For instance, with regard to the Russian invasion of Ukraine’s Crimean peninsula, words that have historically been translated as “local self-defense units” have turned out to actually mean “Russian soldiers in uniforms stripped of insignia.”
Similarly, in early comments about Russia’s object in Syria, Putin himself promised that the objective was to defeat “ISIS.” As it turned out, in that context “ISIS” actually meant “anybody that Syrian dictator Bashar al-Assad needs us to drop bombs on to ensure he retains a hold on power.”
On Monday, new remarks by Admiral Vladimir Komoyedov, who chairs the Defense and Security Committee in the Russian Federation Council, discussed the future of Russian involvement in Syria using another word with a questionable definition: “volunteers.”
Speaking to the government-run Interfax news service on Monday, Komoyedov said, “It is likely that groups of Russian volunteers will appear in the ranks of the Syrian army as combat participants.”
Now, to anyone who has been paying attention to the ongoing rebellion in eastern Ukraine, what exactly constitutes a Russian “volunteer” is very unclear indeed. Confronted with overwhelming evidence that uniformed Russian troops were operating inside Ukraine and engaging in combat with Ukrainian government forces in support of the separatists, Putin repeatedly referred to the soldiers there as volunteers. Any enlisted Russian soldiers fighting there, he said, were probably just on vacation.
However, evidence collected by international monitors, including the social media posts of individual Russian soldiers, made it clear that the so-called volunteers were in Ukraine at the orders of their superiors.

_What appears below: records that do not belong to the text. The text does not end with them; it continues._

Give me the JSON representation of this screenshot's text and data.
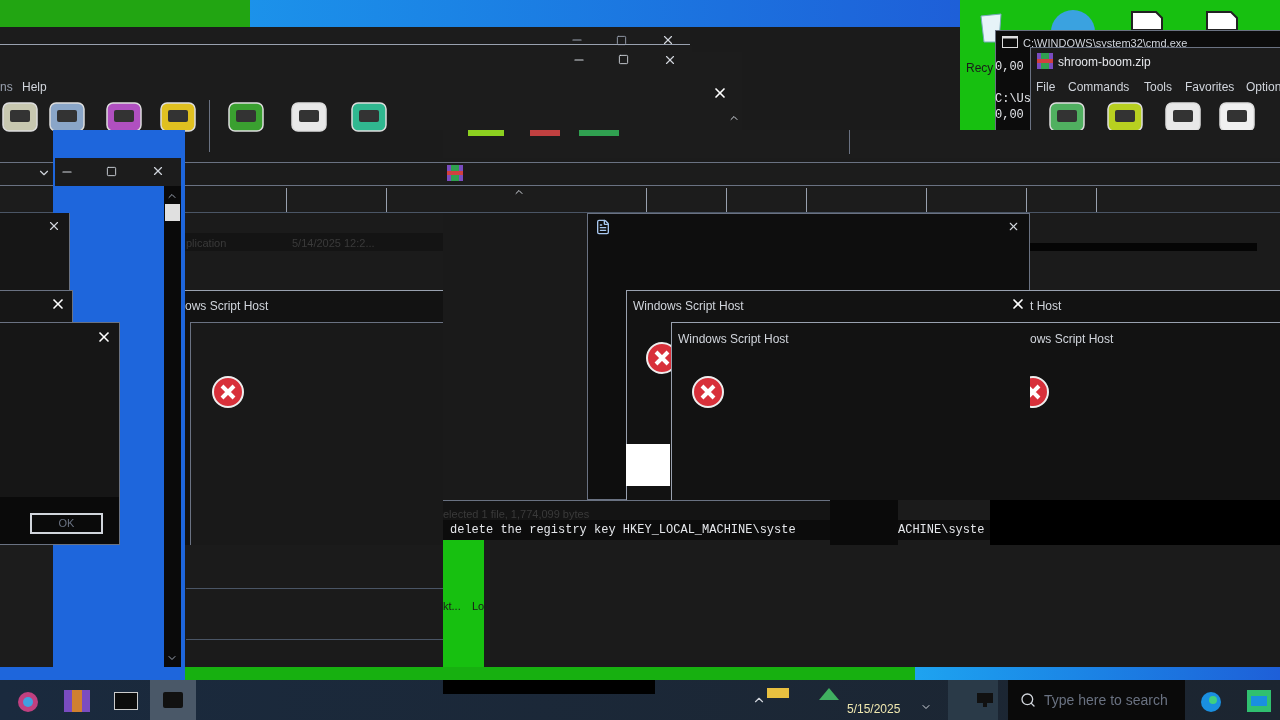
{
  "main_window": {
    "menu": [
      "ns",
      "Help"
    ]
  },
  "desktop_icons": [
    {
      "label": "Recy"
    }
  ],
  "cmd_window": {
    "title": "C:\\WINDOWS\\system32\\cmd.exe",
    "lines": [
      "0,00",
      "C:\\Us",
      "0,00"
    ]
  },
  "archive_window": {
    "title": "shroom-boom.zip",
    "menu": [
      "File",
      "Commands",
      "Tools",
      "Favorites",
      "Option"
    ]
  },
  "file_row": {
    "cells": [
      "plication",
      "5/14/2025 12:2..."
    ]
  },
  "dialogs": [
    {
      "title": "ows Script Host"
    },
    {
      "title": "Windows Script Host"
    },
    {
      "title": "Windows Script Host"
    },
    {
      "title": "t Host"
    },
    {
      "title": "ows Script Host"
    }
  ],
  "ok_button": "OK",
  "status_text": "elected 1 file, 1,774,099 bytes",
  "console_lines": [
    "delete the registry key HKEY_LOCAL_MACHINE\\syste",
    "ACHINE\\syste"
  ],
  "partial_texts": [
    "kt...",
    "Lo"
  ],
  "taskbar": {
    "date": "5/15/2025",
    "search": {
      "placeholder": "Type here to search"
    }
  }
}
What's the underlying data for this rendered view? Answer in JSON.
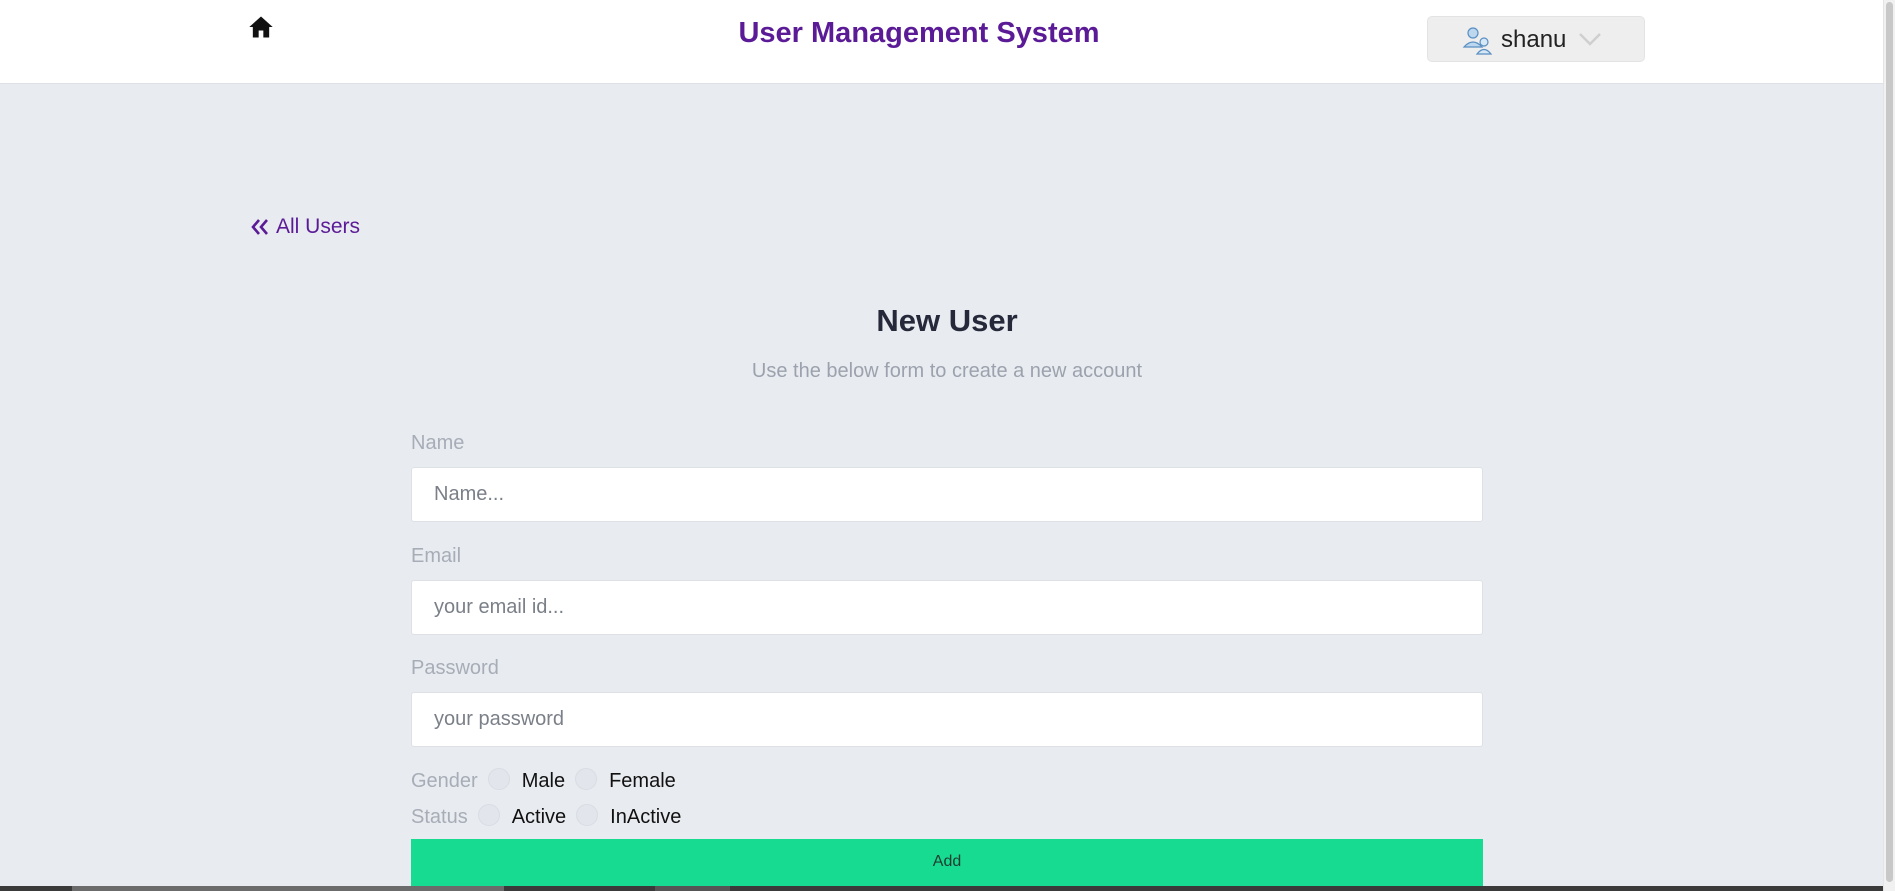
{
  "header": {
    "title": "User Management System",
    "user_name": "shanu",
    "icons": {
      "home": "home-icon",
      "avatar": "user-group-icon",
      "dropdown": "chevron-down-icon"
    }
  },
  "nav": {
    "back_label": "All Users",
    "back_icon": "double-chevron-left-icon"
  },
  "form": {
    "title": "New User",
    "subtitle": "Use the below form to create a new account",
    "name": {
      "label": "Name",
      "placeholder": "Name..."
    },
    "email": {
      "label": "Email",
      "placeholder": "your email id..."
    },
    "password": {
      "label": "Password",
      "placeholder": "your password"
    },
    "gender": {
      "label": "Gender",
      "options": [
        "Male",
        "Female"
      ]
    },
    "status": {
      "label": "Status",
      "options": [
        "Active",
        "InActive"
      ]
    },
    "submit_label": "Add"
  },
  "colors": {
    "brand": "#5b1b97",
    "background": "#e8ebf0",
    "submit": "#18db92"
  }
}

So, a week after one of Putin’s surrogates assured the Russian people that the Kremlin’s military intervention in Syria would be limited to airstrikes, another Russian lawmaker appears to be opening the door to the introduction of ground troops.
Interfax reported that Komoyedov said volunteers fighting in Syria might be motivated by “ideas” or “Of course, money most likely.” Interfax suggested that volunteers might be paid as much as $50 per day.
Also on Monday, Komoyedov said that it is possible that Russia will escalate its involvement in Syria to include the use of naval power. The Russian Navy has several ships positioned in the eastern Mediterranean, including the guided missile cruiser Moscow.
“Artillery strikes have not been ruled out,” he said, according to the state-run RIA Novosti news service. “The ships are prepared … But there is no sense in doing this yet, the terrorists are located where artillery can't reach them.”